Introduit par amendement, le dispositif élargissant la déchéance de nationalité voulu par Nicolas Sarkozy s'appliquera aux personnes ayant été naturalisées depuis moins de dix ans en cas de «meurtre ou violence ayant entraîné la mort sans intention de la donner» commis sur un dépositaire de l'autorité publique. Un faible nombre de personnes devrait être concerné, mais l'effet d'annonce est là, transposé dans la législation. En instaurant une hiérarchie entre les Français, cette mesure contrevient au principe constitutionnel d'égalité de tous les citoyens devant la loi.

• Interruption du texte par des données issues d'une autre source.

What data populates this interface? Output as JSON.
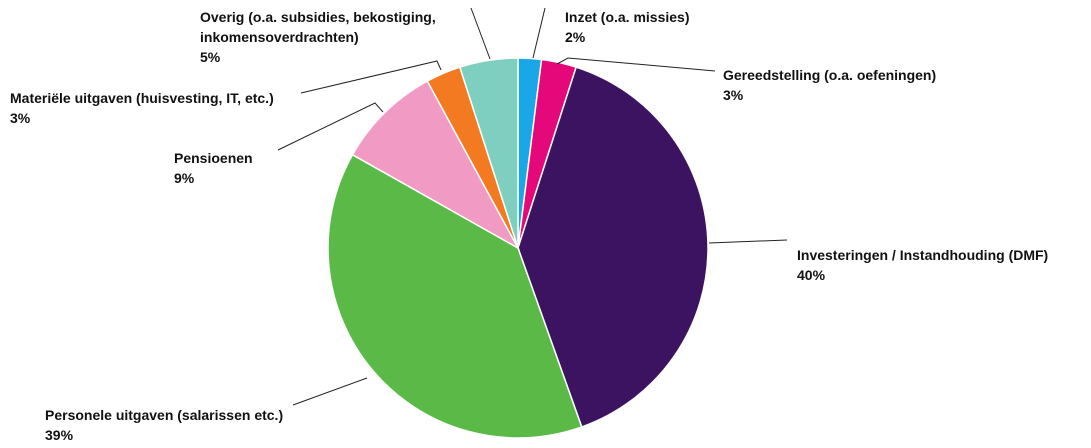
{
  "chart_data": {
    "type": "pie",
    "title": "",
    "slices": [
      {
        "label_lines": [
          "Inzet (o.a. missies)"
        ],
        "value_label": "2%",
        "value": 2,
        "color": "#1aa7e8"
      },
      {
        "label_lines": [
          "Gereedstelling (o.a. oefeningen)"
        ],
        "value_label": "3%",
        "value": 3,
        "color": "#e4087a"
      },
      {
        "label_lines": [
          "Investeringen / Instandhouding (DMF)"
        ],
        "value_label": "40%",
        "value": 40,
        "color": "#3b1360"
      },
      {
        "label_lines": [
          "Personele uitgaven (salarissen etc.)"
        ],
        "value_label": "39%",
        "value": 39,
        "color": "#5bba47"
      },
      {
        "label_lines": [
          "Pensioenen"
        ],
        "value_label": "9%",
        "value": 9,
        "color": "#f09ac4"
      },
      {
        "label_lines": [
          "Materiële uitgaven (huisvesting, IT, etc.)"
        ],
        "value_label": "3%",
        "value": 3,
        "color": "#f37a21"
      },
      {
        "label_lines": [
          "Overig (o.a. subsidies, bekostiging,",
          "inkomensoverdrachten)"
        ],
        "value_label": "5%",
        "value": 5,
        "color": "#7fcfc1"
      }
    ]
  }
}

Des mesures visant implicitement les Roms

Pour coller au discours de Grenoble, des amendements présentés par le gouvernement ont été votés en commission des lois. Les ressortissants européens présents depuis plus de trois mois sur le territoire pourront être expulsés si leur comportement «a menacé l'ordre public» ou s'ils ont exercé une activité salariée sans autorisation alors qu'ils y étaient soumis. Par menace à l'ordre public, le projet de loi entend, par exemple, «trafic de stupéfiants», «proxénétisme», «exploitation de la mendicité», «vol dans un transport collectif», mais aussi «occupation illégale d'un terrain public ou privé». Et cela, alors même que le tribunal administratif de Lille a annulé, le 27 août 2010, des arrêtés d'expulsion de Roms au motif que l'occupation illégale d'un terrain communal ou privé «ne suffit pas à caractériser l'existence d'une menace à l'ordre public».
En cas de séjour de moins de trois mois, le projet de loi envisage là aussi des durcissements: les personnes ne pourront rester sur le territoire que tant qu'elles «ne deviennent pas une charge déraisonnable pour le système d'assistance sociale français». Il élargit enfin les possibilités d'éloignement en cas d'«abus de droit». Les Roms ne sont pas cités, mais ce sont eux qui sont visés.